Because of this mighty food consumption, I feel like I meal plan, make a grocery list, grocery shop, and then hit repeat over and over again!… I do my best to keep up with these boys, but it’s NOT easy!
When it turns to the fall season, one of our family favorites is pumpkin dump bread. I have made this recipe for YEARS because it is super easy. The kids can make this one by themselves…All the ingredients literally get dumped in one bowl and then are mixed for 2 minutes. It. is. that. easy! The 9 and 11 year-old made this bread over fall break this past weekend. Typically the only thing I have to help them with is pouring it in the pans because the bowl with the batter is SO heavy, it’s too hard for them to lift it and pour!

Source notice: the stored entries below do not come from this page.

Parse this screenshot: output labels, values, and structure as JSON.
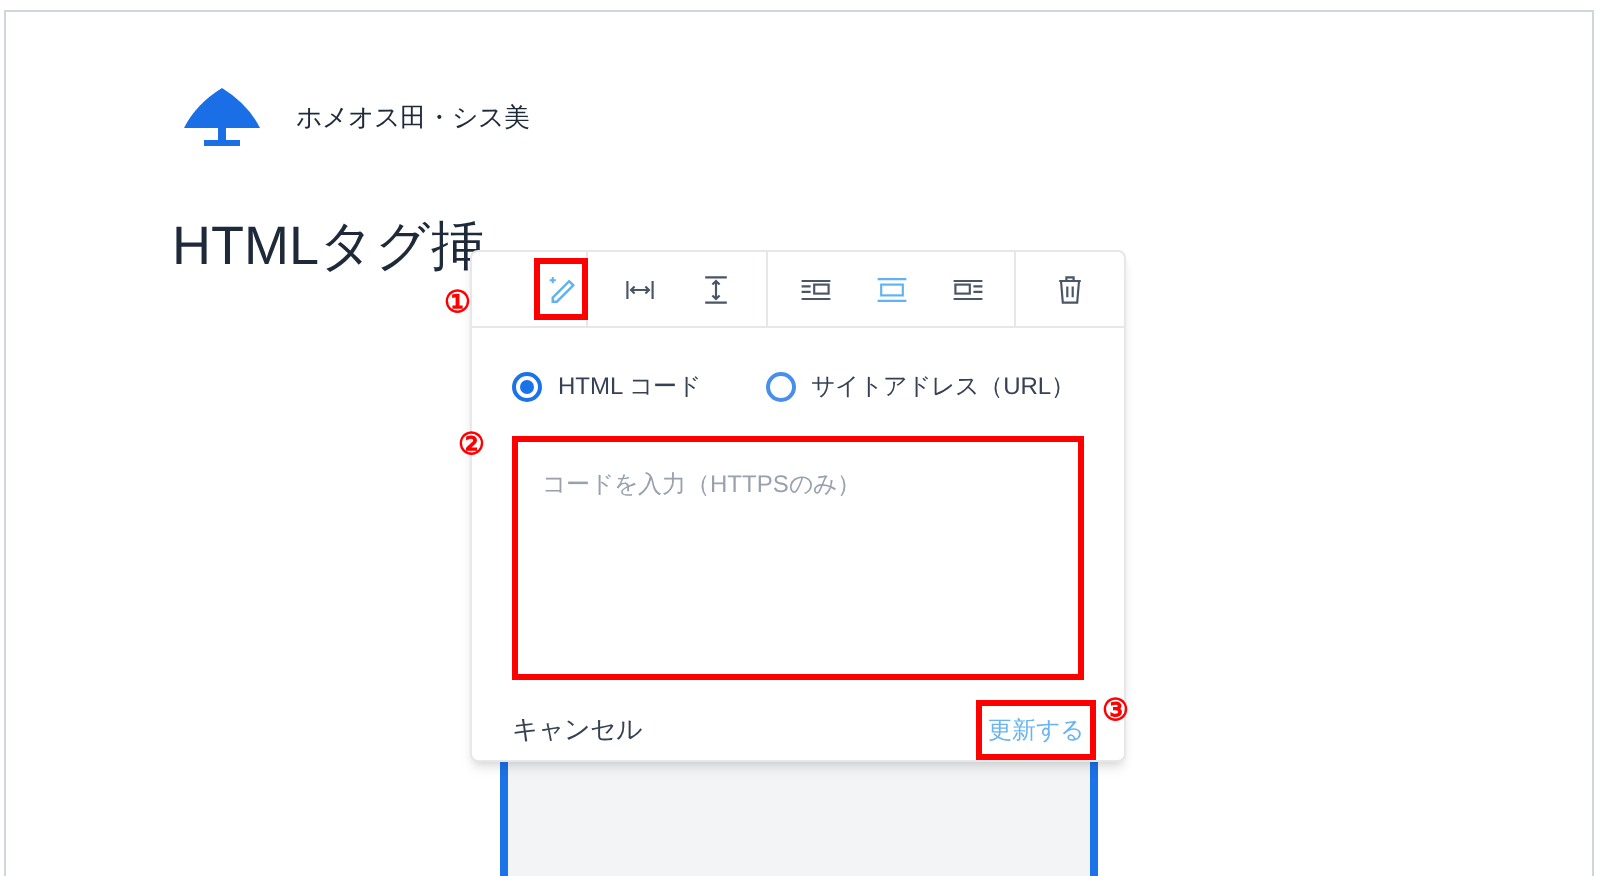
{
  "site": {
    "name": "ホメオス田・シス美"
  },
  "heading": "HTMLタグ挿",
  "popup": {
    "toolbar": [
      {
        "kind": "edit",
        "selected": true
      },
      {
        "kind": "width",
        "selected": false
      },
      {
        "kind": "height",
        "selected": false
      },
      {
        "kind": "align-left",
        "selected": false
      },
      {
        "kind": "align-center",
        "selected": true
      },
      {
        "kind": "align-right",
        "selected": false
      },
      {
        "kind": "delete",
        "selected": false
      }
    ],
    "options": [
      {
        "label": "HTML コード",
        "selected": true
      },
      {
        "label": "サイトアドレス（URL）",
        "selected": false
      }
    ],
    "code_field": {
      "placeholder": "コードを入力（HTTPSのみ）"
    },
    "cancel": "キャンセル",
    "update": "更新する"
  },
  "annotations": [
    "①",
    "②",
    "③"
  ]
}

One other tip…when the bread comes out of the oven, I let it set in the pans for about 5 minutes and then wrap it while it is still warm in saran wrap. This seems to keep the bread super moist!
- 1c. oil
- 4 eggs
- 1 can (15oz) pumpkin
- 1 c. nuts (optional)
- 1 c. raisins (optional)
- 3 c. sugar
- 3.5 c. flour
- 1 tsp. nutmeg
- 1 tsp. cinnamon
- 2 tsp. baking soda
- Dump all ingredients to a large bowl.
- Mix on medium speed for 2 min. or until well blended.
- Pour into 3 greased and floured bread pans.
- Bake 1 hour at 350 degrees.
- Cool slightly and wrap in saran wrap to keep moist.